Mechanical Energy (Potential)

  • Energy that a body possesses by virtue of its position relative to a reference point. A few examples of mechanical energy include a pendulum, a bow (archery), a spring, and a hammer that is raised in preparation to pound nails.

Let's investigate further...

A book sitting on a shelf in the library is said to have potential energy because if it is nudged off the shelf, gravity will accelerate the book, giving the book kinetic energy. Because the Earth's gravity is necessary to create this kinetic energy, and because this gravity depends on the Earth being present, we say that the Earth-book system is what really possesses this potential energy, and that this energy is converted into kinetic energy as the book falls.

Chemical Energy

  • Energy locked in the bonds of molecules in the form of microscopic potential energy, which exists because of the electric and magnetic forces of attraction exerted between the different parts of each molecule.
    • It is the same attractive force involved in thermal vibrations.
    • The molecular parts get rearranged in the chemical reactions, releasing or adding to this potential energy.
  • Some examples include a battery, burning wood, and glucose in the body.
  • Approximately 85% of the energy used in the U.S. comes from fossil fuels such as coal, oil, and natural gas.
    • All of these fuels store energy in the form of chemical energy.
    • When they are burned, these fuels release energy in the form of heat or thermal energy.
 Want More Info? logo

The glucose (blood sugar) in your body is said to have "chemical energy" because the glucose releases energy when chemically reacted (combusted) with oxygen.
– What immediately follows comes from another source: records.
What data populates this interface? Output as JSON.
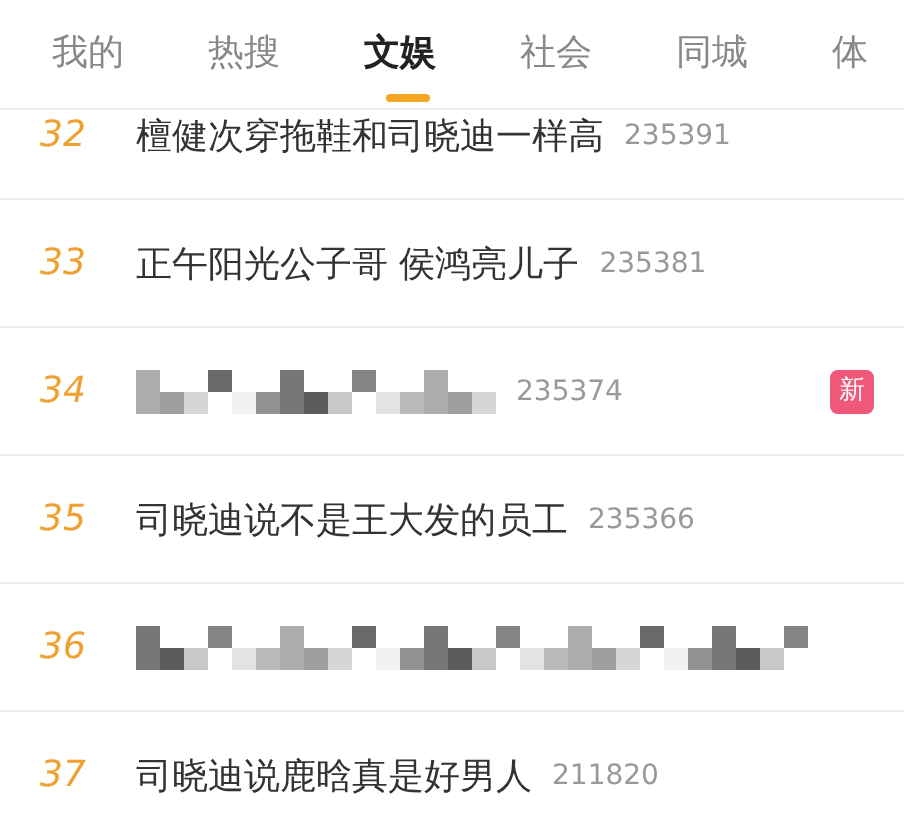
{
  "tabs": [
    {
      "label": "我的",
      "selected": false
    },
    {
      "label": "热搜",
      "selected": false
    },
    {
      "label": "文娱",
      "selected": true
    },
    {
      "label": "社会",
      "selected": false
    },
    {
      "label": "同城",
      "selected": false
    },
    {
      "label": "体",
      "selected": false
    }
  ],
  "rows": [
    {
      "rank": "32",
      "kind": "text",
      "title": "檀健次穿拖鞋和司晓迪一样高",
      "count": "235391"
    },
    {
      "rank": "33",
      "kind": "text",
      "title": "正午阳光公子哥 侯鸿亮儿子",
      "count": "235381"
    },
    {
      "rank": "34",
      "kind": "mosaic",
      "count": "235374",
      "badge": "新"
    },
    {
      "rank": "35",
      "kind": "text",
      "title": "司晓迪说不是王大发的员工",
      "count": "235366"
    },
    {
      "rank": "36",
      "kind": "mosaic"
    },
    {
      "rank": "37",
      "kind": "text",
      "title": "司晓迪说鹿晗真是好男人",
      "count": "211820"
    }
  ]
}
Your muscles use this energy to generate mechanical force (work) and also heat.

Thermal or Heat Energy:

  • Energy that combines microscopic, kinetic, and potential energy of the molecules. Some examples of this include a hot beverage and boiling water.
  • Temperature is really a measure of how much thermal energy something has: The higher the temperature, the faster the molecules are moving around and/or vibrating, i.e., the more kinetic and potential energy the molecules have.
  • Fuels (chemical energy) are oftentimes burned and converted to thermal or heat energy, which is then converted to motion in an automobile or electricity.

Thermal Energy

A hot cup of coffee is said to possess "thermal energy," or "heat energy," because it has a combination of kinetic energy (its molecules are moving and vibrating) and potential energy (the molecules have a mutual attraction for one another) - much the same way that the book on the bookshelf and the Earth have potential energy because they attract each other.